“We are, each of us, stones skipped across the waters of the universe. The ripples of our presence, whatever it is, good or bad, radiate forever. As you go, in other words, so goes the world. Now tell me again, what is it in life that you want someone else to correct?”

– Joan Chittister, OSB

Being close to the river, and feeling soothed by its presence, I have been heading out almost daily with Lilly, or with Lilly and Noah, or, when work is through, with the whole gang, Lilly, Noah, Kota and Paula.

The first time I offered the idea up to Lilly it was met with a blank stare.

I spiced things up by adding Noah into the mix. The math with Lilly is simple at this age: add her brother to anything and she’s in. I just have to be the one to make the request; she’s often too shy to ask if he’ll sit next to her in the car, if he’ll carry her upstairs or if he’ll go on our adventures.

Noah’s a senior in high school. The math with him is a little more complex; AP Calculus to be exact. It’s not always automatic that he’ll want to (be awake to or be free to) go on an outing. But generally, if skipping stones is a part of it, he’s in.

My dad taught me to skip stones. I taught Noah. And now Noah’s showing Lilly how it’s done.

“Wooooow.”

Sometimes we compete to see who can get the most skips. Sometimes we aim for the bigger gaps between the skips. Mostly, we love the hunt for flat stones. And especially, I love how the river mediates the currents between us; somehow, it makes it easier for us to talk with one another.
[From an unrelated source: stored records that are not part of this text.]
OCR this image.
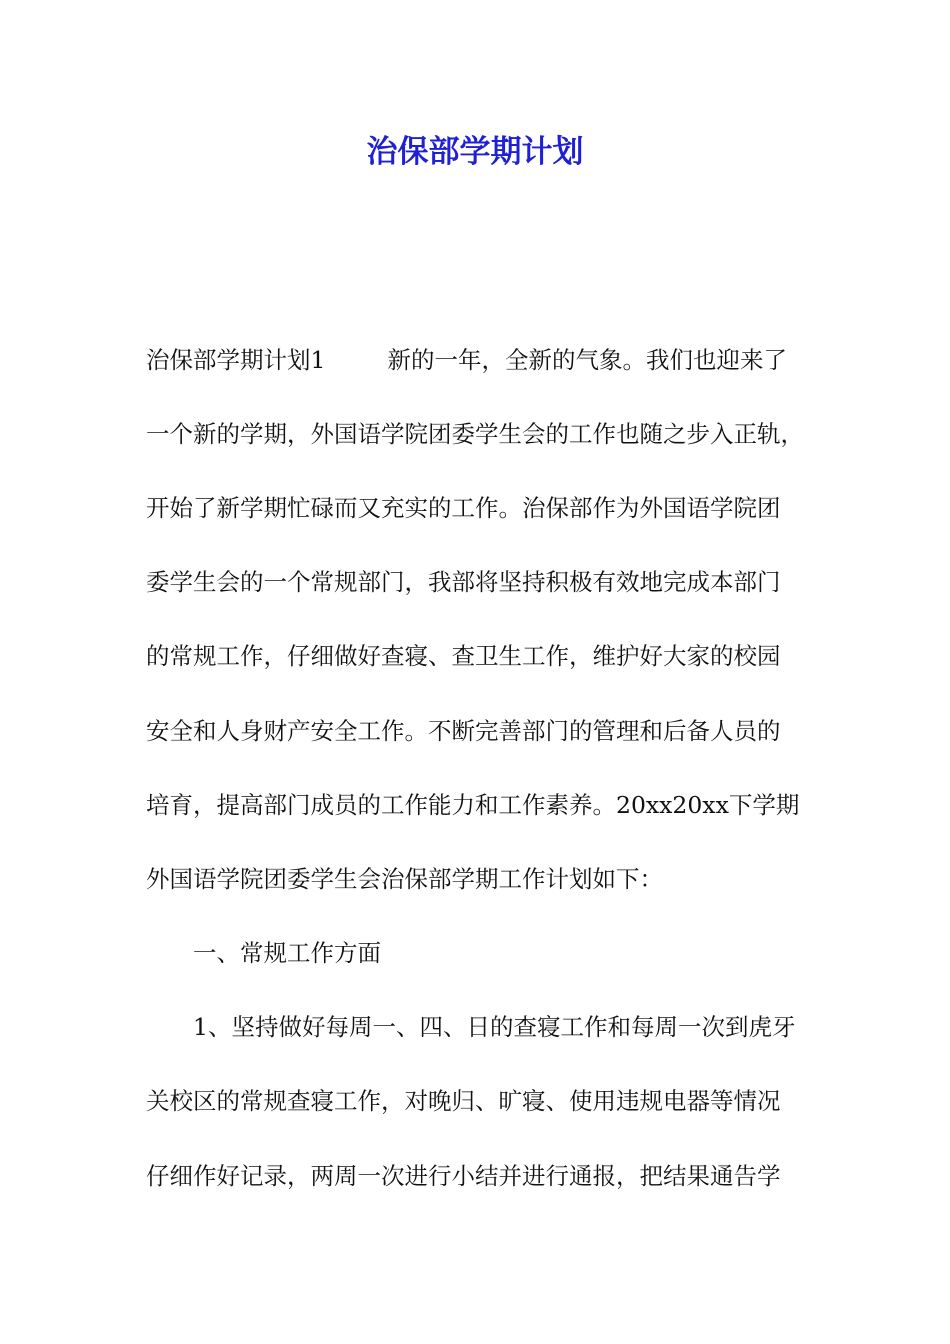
治保部学期计划

治保部学期计划1	新的一年，全新的气象。我们也迎来了

一个新的学期，外国语学院团委学生会的工作也随之步入正轨，

开始了新学期忙碌而又充实的工作。治保部作为外国语学院团

委学生会的一个常规部门，我部将坚持积极有效地完成本部门

的常规工作，仔细做好查寝、查卫生工作，维护好大家的校园

安全和人身财产安全工作。不断完善部门的管理和后备人员的

培育，提高部门成员的工作能力和工作素养。20xx20xx下学期

外国语学院团委学生会治保部学期工作计划如下：

一、常规工作方面

1、坚持做好每周一、四、日的查寝工作和每周一次到虎牙

关校区的常规查寝工作，对晚归、旷寝、使用违规电器等情况

仔细作好记录，两周一次进行小结并进行通报，把结果通告学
The two Sutra-s above, from Patanjali’s chapter on practice, are translated by Bernard Bouanchaud as:II-21  What is perceived exists to serve as object for the perceiving entity.
II-22   What is perceived no longer exists for the perceiving entity once the intent is fulfilled, but it still exists to serve others.

In a nut shell, what these Sutra-s describe is how everything that rises up, both inside us and in the world around us, has, on a spiritual level, been customized specifically for us.

For everything that arises, Sean Connery is there, reprising his role as the Irish-American cop in the Untouchables, asking our inner Kevin Costner,

“What are you prepared to do?”

Will I react to what’s coming up in me and to what I’m encountering in the world from a place of habit? Snapping back, blaming, woe-is-me-ing, defending, avoiding, going numb or clinging? (Those are my favorites – what are yours?)

Or will I respond – awake to my ripple – to what now needs.

The river awaits our response.  (And it will take our lack of a response as a response.)